13. Simplify Life for Authentic Insight

Counter the trend of becoming “robotic humans” by simplifying your life, making time to sit quietly, walk in nature, and listen to yourself and others. This cultivates authentic insight, strengthens relationships, and preserves your humanness and spiritual being.

If you can't be cheesy, you can't be free.

Meditation Teacher (secondhand via Dan Harris)

If you can't transform your demons, you're just going to transmit them.

Dan Harris (attributing a common saying)

In the world, there are us, and in us, there is the world.

Sister D

Not thinking of yourself, not taking care of yourself is incredibly selfish.

Sister D

If you know that you are enough, that you have enough, that is the most wealth.

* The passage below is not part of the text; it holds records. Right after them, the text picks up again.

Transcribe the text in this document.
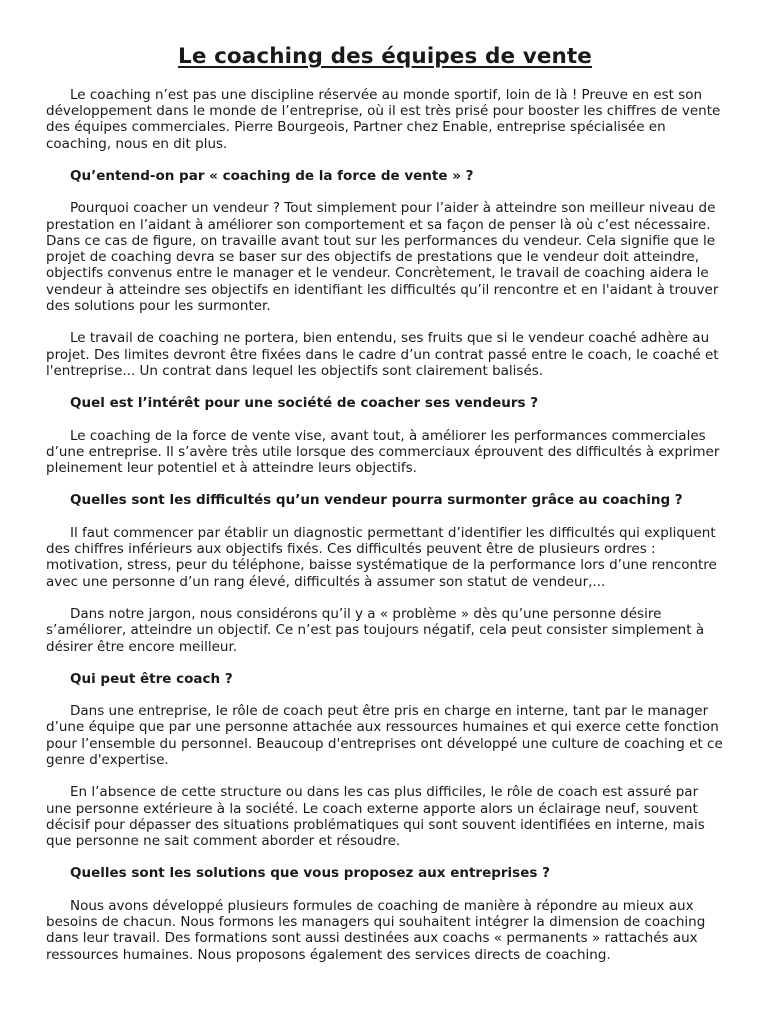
Le coaching des équipes de vente

Le coaching n’est pas une discipline réservée au monde sportif, loin de là ! Preuve en est son développement dans le monde de l’entreprise, où il est très prisé pour booster les chiffres de vente des équipes commerciales. Pierre Bourgeois, Partner chez Enable, entreprise spécialisée en coaching, nous en dit plus.

Qu’entend-on par « coaching de la force de vente » ?

Pourquoi coacher un vendeur ? Tout simplement pour l’aider à atteindre son meilleur niveau de prestation en l’aidant à améliorer son comportement et sa façon de penser là où c’est nécessaire. Dans ce cas de figure, on travaille avant tout sur les performances du vendeur. Cela signifie que le projet de coaching devra se baser sur des objectifs de prestations que le vendeur doit atteindre, objectifs convenus entre le manager et le vendeur. Concrètement, le travail de coaching aidera le vendeur à atteindre ses objectifs en identifiant les difficultés qu’il rencontre et en l'aidant à trouver des solutions pour les surmonter.

Le travail de coaching ne portera, bien entendu, ses fruits que si le vendeur coaché adhère au projet. Des limites devront être fixées dans le cadre d’un contrat passé entre le coach, le coaché et l'entreprise... Un contrat dans lequel les objectifs sont clairement balisés.

Quel est l’intérêt pour une société de coacher ses vendeurs ?

Le coaching de la force de vente vise, avant tout, à améliorer les performances commerciales d’une entreprise. Il s’avère très utile lorsque des commerciaux éprouvent des difficultés à exprimer pleinement leur potentiel et à atteindre leurs objectifs.

Quelles sont les difficultés qu’un vendeur pourra surmonter grâce au coaching ?

Il faut commencer par établir un diagnostic permettant d’identifier les difficultés qui expliquent des chiffres inférieurs aux objectifs fixés. Ces difficultés peuvent être de plusieurs ordres : motivation, stress, peur du téléphone, baisse systématique de la performance lors d’une rencontre avec une personne d’un rang élevé, difficultés à assumer son statut de vendeur,...

Dans notre jargon, nous considérons qu’il y a « problème » dès qu’une personne désire s’améliorer, atteindre un objectif. Ce n’est pas toujours négatif, cela peut consister simplement à désirer être encore meilleur.

Qui peut être coach ?

Dans une entreprise, le rôle de coach peut être pris en charge en interne, tant par le manager d’une équipe que par une personne attachée aux ressources humaines et qui exerce cette fonction pour l’ensemble du personnel. Beaucoup d'entreprises ont développé une culture de coaching et ce genre d'expertise.

En l’absence de cette structure ou dans les cas plus difficiles, le rôle de coach est assuré par une personne extérieure à la société. Le coach externe apporte alors un éclairage neuf, souvent décisif pour dépasser des situations problématiques qui sont souvent identifiées en interne, mais que personne ne sait comment aborder et résoudre.

Quelles sont les solutions que vous proposez aux entreprises ?

Nous avons développé plusieurs formules de coaching de manière à répondre au mieux aux besoins de chacun. Nous formons les managers qui souhaitent intégrer la dimension de coaching dans leur travail. Des formations sont aussi destinées aux coachs « permanents » rattachés aux ressources humaines. Nous proposons également des services directs de coaching.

Sister D (quoting Buddha's teaching)

The way out is in.

Sister D (quoting her teacher)

Hurt people hurt people.

Sister D

Denial can stand for don't even know I'm lying.

Sister D

AI can also mean authentic insight.

Sister D

Self-Beginning Anew Practice

Sister D
  1. Step 1: Watering the Flowers (Expressing Gratitude): Acknowledge and give thanks for your positive physical, emotional, and intellectual qualities, and for the efforts you make, no matter how small, to build inner strength and self-love.
  2. Step 2: Expressing Regrets: Acknowledge and apologize to yourself for unskillful thoughts (e.g., self-sabotaging), speech (e.g., negative self-talk), and actions (e.g., self-harm, avoiding situations) that have been detrimental to your well-being.
  3. Step 3: Expressing Hurts: Acknowledge and express the hurts you have experienced, whether caused by yourself or others, allowing yourself to be vulnerable to your own wounded inner child and offering reassurance and deep listening.
  4. Step 4: Finding Resolutions: Identify concrete ways to remedy unskillful situations and build trust in yourself by addressing the roots of problems, practicing self-regulation through mindful breathing, and embracing your body to relieve tension and pain.